私たちは草原でタコ型モンスターと戦闘中だ。
普段なら、サクラちゃんが盾で抑えながら、皆で攻撃するところだ。
しかし「美味しそう」と言う割りには、気持ち悪がっていて、盾で接近することを拒んだ。
「タコさんは盾はやめましょう。きっと取られてしまいますわ」
それも一理ある。
サクラちゃんとクルミは剣と槍を振って、触手を切断しようと奮戦している。
私はアイスブリーズが効くようなので、長い詠唱を唱えて凍らせて動きを止めさせる。
タコはクルミの槍の突き攻撃をぎりぎりでかわして、槍の穂先に触手を絡ませた。
次の瞬間、電撃エフェクトを全身に発して、槍伝いにクルミを感電させてきた。
クルミはビクンとなって膝をついた。
「うぉー。ビリビリしてるよ~。立てなくなっちゃった」
「なんとかしなければ、いけませんわ」
サクラちゃんが、思い切って盾をストレージにしまった。
片手剣を、すごいスピードで振り回している。
なんか、別人みたいにサクラちゃんからすごい気迫を感じる。
「乙女のピンチですわ」
それ、この前も聞いたぞ。しかもオオカミに殺された時だ。
私も必死に、アイスブリーズで攻撃する。
感電効果は思ったより長かった。
クルミの復活まで1分程度必要だった。
復活したクルミは、槍を構えなおして、3連撃を、今度は触手ではなく、目の近くの頭を攻撃する。
タコが目に見えて、怯んでいた。
「ふー。タコっぱちの弱点は頭への攻撃みたいだ」
サクラちゃんもクルミと連携して、タコの頭を狙うが触手が邪魔だった。
私がアイスブリーズを詠唱付きで唱えて、タコが硬直したタイミングで、前衛の2人が頭を狙って攻撃した。

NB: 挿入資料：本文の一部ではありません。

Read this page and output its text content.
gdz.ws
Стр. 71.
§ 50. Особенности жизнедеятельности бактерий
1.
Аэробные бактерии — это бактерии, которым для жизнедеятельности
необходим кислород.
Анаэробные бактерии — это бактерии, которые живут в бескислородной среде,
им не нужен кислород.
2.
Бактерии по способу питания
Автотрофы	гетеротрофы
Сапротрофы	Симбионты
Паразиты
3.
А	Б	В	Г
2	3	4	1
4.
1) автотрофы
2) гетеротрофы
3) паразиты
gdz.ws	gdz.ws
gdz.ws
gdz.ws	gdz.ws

ついにタコは、伸ばしていた触手を地面に伏せて死亡したようだ。
新敵恒例、ドロップ確認。
●平原タコの身
タコの身。生でも食べられるがあまりお勧めはしない。
種別:素材、食べ物
レア度:1 ランク:2
満腹度:50回復
●魔物の核
錬金素材。魔物のエネルギーが凝縮されている。
種別:素材
レア度:3 ランク:2
加工は例によって、タコの串焼とか、タコの干身とかだろうか。
そういえば、オオカミの肉もかなり残っている。腐らないといいけど。
弱点が分かれば、対処はしやすい。
それと盾でガードすると、たぶん電撃を食らうのでダメだろう。
サクラちゃんの予想とは少し違ったけど、行動は正しかったのだ。
オオカミも倒したし、テンタクルも余裕だろうと思って、情報収集を怠っていたのだ。
気持ち悪いとかは見たが、掲示板をすべて読むと時間がかかるから、斜め読みしていた。
その後も、単独のタコを何匹も凍らせて、頭を狙って攻撃した。
魔物の核は、最初の1匹以来、1つも落とさなかった。どうやらレア枠のようだ。
錬金素材なら、村長の領分なのかな。でも錬金と薬師は違うよな。
私の魔法は、ターゲットは思考操作で指定しているだけで、どこの場所に当てるかまで正確なコントロールは今の所できていない。
少し早めに切り上げて、タコ地帯とプリン地帯の中間にある、石の遺跡みたいなセーフティーエリアに寄った。
ストレージから薪を出して火をつける。
タコを焼いてみよう。
これが本当のタコ焼きだ。
料理「タコの串焼き(塩
串焼きは3つだけ。
例によってタコの身1つを一口大に切り、鉄串に刺して火で
残りは全部干し物にした。
「わー。串焼き美味しいね。干しダコもビールにあいそう」
「淡白なうま味と、甘味がありますわね」
ウサギもいいけど、タコも結構おいしい。よかった。
これなら、まだ狩れるユーザーも少ないし、商売になるぞ。
そうそう、ついでにオオカミの肉も焼いてみたけど、感想は以下の通り。
「なんか、肉がパサパサして固い気がする。ウサギの方が好き」
「柔らかくする下処理と、旨辛のタレが必要そうな、そんな、気がいたします」
オオカミ肉まだ残ってるんだよね。どうしようかな。